Sombre constat sur le travail de nuit

par Martine Rossard / octobre 2010

Un rapport du Conseil économique, social et environnemental détaille l'impact négatif du travail de nuit sur la santé et la vie personnelle des salariés. Un bilan alarmant donnant lieu à des préconisations en matière de prévention.
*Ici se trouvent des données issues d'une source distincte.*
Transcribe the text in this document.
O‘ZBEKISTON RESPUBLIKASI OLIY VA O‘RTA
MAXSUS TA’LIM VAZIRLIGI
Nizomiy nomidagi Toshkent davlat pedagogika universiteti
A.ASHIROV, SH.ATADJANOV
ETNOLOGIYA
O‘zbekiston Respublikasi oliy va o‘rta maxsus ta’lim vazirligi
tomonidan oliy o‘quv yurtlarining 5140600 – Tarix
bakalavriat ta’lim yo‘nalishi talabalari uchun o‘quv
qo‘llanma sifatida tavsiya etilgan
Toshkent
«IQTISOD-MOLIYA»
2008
Près d'un salarié sur cinq - soit 3,6 millions de personnes - et 570 000 non-salariés travaillent de nuit. Leur nombre a augmenté de près de 50 % depuis la levée de son interdiction pour les femmes, en 2001. Ces données figurent dans un rapport alarmant, Le travail de nuit : impact sur les conditions de travail et de vie des salariés, publié en juillet par le Conseil économique, social et environnemental (Cese).

" Le fait de travailler la nuit n'est ni naturel, au regard des rythmes chronobiologiques, ni, sur une longue période, sans risques pour la santé des travailleurs ou sans perturbations de leurs conditions de vie ", peut-on lire dans ce rapport. Y sont cités des effets négatifs à court terme : troubles du sommeil, digestifs, psychiques, musculo-squelettiques. Mais aussi des effets différés : affections cardiovasculaires, usure prématurée et cancers, notamment colorectaux et du sein. En cause, pour les cancers, les perturbations des rythmes biologiques et de la production de mélatonine. " Il faudrait des études approfondies sur les conséquences du travail de nuit ", réclame François Edouard, le rapporteur, membre de la section travail du Cese.

Une banalisation inquiétante

Le rapporteur déplore une " banalisation " du travail de nuit et appelle à clarifier et limiter son recours aux cas indispensables. " Dans l'ensemble des pays européens, le travail de nuit décroît, mais en France il augmente ", constate-t-il. Commentant le rapport, la CGT évoque " des considérations de rentabilité du capital parfois couplée avec un chantage à la délocalisation ". L'avis rendu sur le travail de nuit a été approuvé par une majorité de membres du Cese, notamment par cinq des six organisations syndicales de salariés. Mais il a essuyé un refus de la part du groupe des entreprises privées. Ses membres ont dénoncé des " contre-vérités " au sujet des risques. Et ils ont estimé que réglementer plus strictement le travail de nuit serait " vouloir nuire gravement " à l'économie. La possibilité de retour à un poste de jour, préconisée dans l'avis, a été rejetée par ce groupe comme " inacceptable ". Pour sa part, la CFTC s'est abstenue, regrettant que ne soit pas affirmé " le primat de la vie personnelle et familiale ". François Edouard, président du département " droit de la famille " à l'Union nationale des associations familiales (Unaf), suggère pourtant des négociations " sur l'articulation des temps professionnels et familiaux et sur l'égalité professionnelle ".

Le rapport rappelle l'obligation de donner un repos compensateur aux salariés travaillant régulièrement de nuit. Mais il signale que les accords d'entreprise ou de branche privilégient généralement les majorations de salaire et traitent rarement du travail de nuit occasionnel ou ponctuel. François Edouard émet des préconisations précises : un repos compensateur équivalant à 8 % minimum du temps de travail ; un suivi médical renforcé ; l'amélioration des conditions de travail de nuit en associant le comité d'hygiène, de sécurité et des conditions de travail (CHSCT) ; une attention particulière en matière de formation, évolution de carrière et prise en compte de la pénibilité dans le cadre... de la réforme des retraites. Or le projet de loi sur l'allongement de la vie active, actuellement en débat au Parlement, ne règle pas la question. Quoi qu'il en soit, François Edouard a bien l'intention de rencontrer les parlementaires pour les sensibiliser aux méfaits du travail de nuit.